In this example, the employer is using one criteria and the investment company is using another criterion but the most important factor for each investor is to consider their own specific situation. For those employees early in their career these options will likely do a good job, but for employees closer to retirement it is imperative to find a strategy unique to your situation. 

3. Understanding the opportunities to access your account during your working years

"I may retire next year." This was a common refrain I have heard over the years working with employees of academia. Due to the unique nature of jobs in higher education especially those in the fields of teaching and research, many employees will work beyond the "normal retirement age" of 65ish (depending on your birthdate). It can be a common occurrence on campus to see professors working longer than the general public. 

Having access to some of one's retirement funds especially for those who intend to work longer can be beneficial or even factor into specific strategies. In looking at different university retirement plans you will find withdrawal options that include: 

  1. Access to the employees own contributions after age 59 1/2
  2. Access to any retirement funds following the attainment of a specific age such as 65
  3. Access to the amount equal to required minimum distributions 
  4. No access until retirement

I am not suggesting robbing retirement but being thoughtful and strategic about the retirement asset is important. In fact, there were times when an employee's tax bracket might have been lower prior to retiring in which case withdrawals during work might have been advantageous from a tax perspective. 

4. Using your retirement account to avoid minimum distribution on IRAs and prior employer retirement plans

The flip side to taking withdrawals is avoiding required distributions from retirement accounts not related to one's current employer. For those who continue to work beyond the mandatory age (now 72), they can delay taking minimum distributions from  those retirement accounts and may be able to defer taxable income until retirement by rolling retirement accounts into their current employer's retirement plan. 

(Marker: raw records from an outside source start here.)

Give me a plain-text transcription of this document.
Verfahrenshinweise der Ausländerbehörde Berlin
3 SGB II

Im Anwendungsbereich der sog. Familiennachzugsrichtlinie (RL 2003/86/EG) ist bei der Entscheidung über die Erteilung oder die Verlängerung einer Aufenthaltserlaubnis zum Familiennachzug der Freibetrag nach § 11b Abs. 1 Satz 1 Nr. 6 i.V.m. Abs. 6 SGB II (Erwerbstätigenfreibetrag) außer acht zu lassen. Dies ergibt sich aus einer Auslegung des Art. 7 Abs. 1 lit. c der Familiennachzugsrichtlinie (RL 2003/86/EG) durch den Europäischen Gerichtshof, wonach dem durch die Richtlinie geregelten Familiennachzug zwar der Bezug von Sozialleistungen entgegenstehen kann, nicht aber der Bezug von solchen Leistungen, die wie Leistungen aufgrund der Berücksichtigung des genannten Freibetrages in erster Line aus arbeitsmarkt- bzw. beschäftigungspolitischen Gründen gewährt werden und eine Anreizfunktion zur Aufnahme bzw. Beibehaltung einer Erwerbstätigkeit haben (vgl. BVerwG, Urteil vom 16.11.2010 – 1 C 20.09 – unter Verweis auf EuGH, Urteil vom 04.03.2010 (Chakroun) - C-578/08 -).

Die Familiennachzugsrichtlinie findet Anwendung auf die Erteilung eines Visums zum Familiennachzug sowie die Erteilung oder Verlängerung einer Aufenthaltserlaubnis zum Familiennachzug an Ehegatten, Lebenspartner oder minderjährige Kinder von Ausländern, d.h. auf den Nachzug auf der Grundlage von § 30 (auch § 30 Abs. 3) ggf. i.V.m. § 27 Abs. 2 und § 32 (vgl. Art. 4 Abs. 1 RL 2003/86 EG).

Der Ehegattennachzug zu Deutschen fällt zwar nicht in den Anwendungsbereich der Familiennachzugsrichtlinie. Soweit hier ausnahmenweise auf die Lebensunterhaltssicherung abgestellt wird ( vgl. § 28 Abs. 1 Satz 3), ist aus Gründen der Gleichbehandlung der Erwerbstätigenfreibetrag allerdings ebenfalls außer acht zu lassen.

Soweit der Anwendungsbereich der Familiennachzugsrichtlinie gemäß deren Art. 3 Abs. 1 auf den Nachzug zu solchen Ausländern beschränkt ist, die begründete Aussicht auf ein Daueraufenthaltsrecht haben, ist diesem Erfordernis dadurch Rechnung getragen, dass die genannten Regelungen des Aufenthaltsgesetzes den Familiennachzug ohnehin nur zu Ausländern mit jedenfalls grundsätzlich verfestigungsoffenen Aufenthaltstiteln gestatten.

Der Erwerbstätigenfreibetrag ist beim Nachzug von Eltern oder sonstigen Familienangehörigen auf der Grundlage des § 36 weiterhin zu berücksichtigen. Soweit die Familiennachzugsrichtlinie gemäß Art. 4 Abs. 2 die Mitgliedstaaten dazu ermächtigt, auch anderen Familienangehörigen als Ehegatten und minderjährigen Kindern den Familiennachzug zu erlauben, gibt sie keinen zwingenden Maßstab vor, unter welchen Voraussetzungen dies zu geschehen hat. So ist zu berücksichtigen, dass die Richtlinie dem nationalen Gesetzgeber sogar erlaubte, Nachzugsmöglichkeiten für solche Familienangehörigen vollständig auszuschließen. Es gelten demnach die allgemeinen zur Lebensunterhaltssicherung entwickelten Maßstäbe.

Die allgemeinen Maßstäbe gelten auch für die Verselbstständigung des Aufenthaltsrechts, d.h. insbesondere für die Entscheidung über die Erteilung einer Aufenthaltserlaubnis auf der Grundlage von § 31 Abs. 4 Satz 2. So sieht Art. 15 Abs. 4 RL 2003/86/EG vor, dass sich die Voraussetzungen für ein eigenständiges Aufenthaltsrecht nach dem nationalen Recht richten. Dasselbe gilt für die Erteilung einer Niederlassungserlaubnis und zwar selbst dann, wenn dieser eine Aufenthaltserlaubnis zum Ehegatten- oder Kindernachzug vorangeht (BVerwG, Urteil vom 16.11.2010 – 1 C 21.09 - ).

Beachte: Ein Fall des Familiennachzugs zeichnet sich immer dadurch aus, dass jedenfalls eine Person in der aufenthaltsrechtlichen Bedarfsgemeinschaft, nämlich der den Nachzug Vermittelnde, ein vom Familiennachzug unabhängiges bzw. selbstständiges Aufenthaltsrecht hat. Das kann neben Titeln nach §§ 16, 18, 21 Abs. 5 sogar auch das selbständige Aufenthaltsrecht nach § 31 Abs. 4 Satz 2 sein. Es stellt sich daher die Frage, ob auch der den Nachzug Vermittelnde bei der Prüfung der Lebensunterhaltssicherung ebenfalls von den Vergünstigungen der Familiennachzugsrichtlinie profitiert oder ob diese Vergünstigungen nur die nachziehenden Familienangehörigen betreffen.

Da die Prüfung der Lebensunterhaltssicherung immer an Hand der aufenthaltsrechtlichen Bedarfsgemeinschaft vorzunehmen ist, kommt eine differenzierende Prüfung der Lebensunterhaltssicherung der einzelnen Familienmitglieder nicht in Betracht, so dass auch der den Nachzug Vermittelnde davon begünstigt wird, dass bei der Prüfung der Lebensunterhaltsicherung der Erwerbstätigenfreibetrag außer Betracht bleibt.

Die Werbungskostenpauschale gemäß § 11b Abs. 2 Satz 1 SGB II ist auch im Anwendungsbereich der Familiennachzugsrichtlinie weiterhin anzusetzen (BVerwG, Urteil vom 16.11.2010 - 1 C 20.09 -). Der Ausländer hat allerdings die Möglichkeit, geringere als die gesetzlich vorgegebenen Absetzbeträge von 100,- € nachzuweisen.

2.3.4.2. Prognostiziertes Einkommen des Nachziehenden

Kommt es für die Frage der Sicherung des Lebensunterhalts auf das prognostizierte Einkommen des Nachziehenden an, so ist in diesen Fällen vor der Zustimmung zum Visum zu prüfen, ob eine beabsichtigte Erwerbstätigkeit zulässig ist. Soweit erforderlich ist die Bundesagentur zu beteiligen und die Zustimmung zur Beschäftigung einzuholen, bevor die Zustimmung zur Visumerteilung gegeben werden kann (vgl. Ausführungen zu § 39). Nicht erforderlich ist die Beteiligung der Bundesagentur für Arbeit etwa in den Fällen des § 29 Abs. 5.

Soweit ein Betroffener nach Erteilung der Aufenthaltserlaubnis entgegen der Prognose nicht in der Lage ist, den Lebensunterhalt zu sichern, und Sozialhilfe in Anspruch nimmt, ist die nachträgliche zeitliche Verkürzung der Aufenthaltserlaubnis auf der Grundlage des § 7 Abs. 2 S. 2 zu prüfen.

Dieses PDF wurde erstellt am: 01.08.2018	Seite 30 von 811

There are many factors to consider such as the following: 

  1. The liquidity of the assets rolled into the employer's retirement plan. If you might need access to any of the funds then you probably should avoid this. 
  2. The tax consequences and benefits of any transfers. You should work with your tax advisor and financial planner to determine if this is an appropriate strategy. 
  3. The quality of the employer plan you are transferring to especially costs, investment selection and advice with portfolio allocation. 

5. Not taking required minimum distribution from past employer’s retirement accounts

A mistake that is less common but can be substantially more costly can occur in the following circumstance: you have worked at many employers and have multiple retirement plans invested with the same investment company but not in the same account. In this case, you will need to withdraw the required minimum distribution from the past employer's retirement plans regardless of whether the investment company is the same. If you miss making the required withdrawal the penalty can be 50% of the amount you were required to withdraw. 


The retirement benefits for employees of higher education are often very generous and can be one of the largest and most important financial assets in any individual's financial plan. For those who work in academia their unique nuances to address to ensure the greatest success in meeting all of one's financial goals.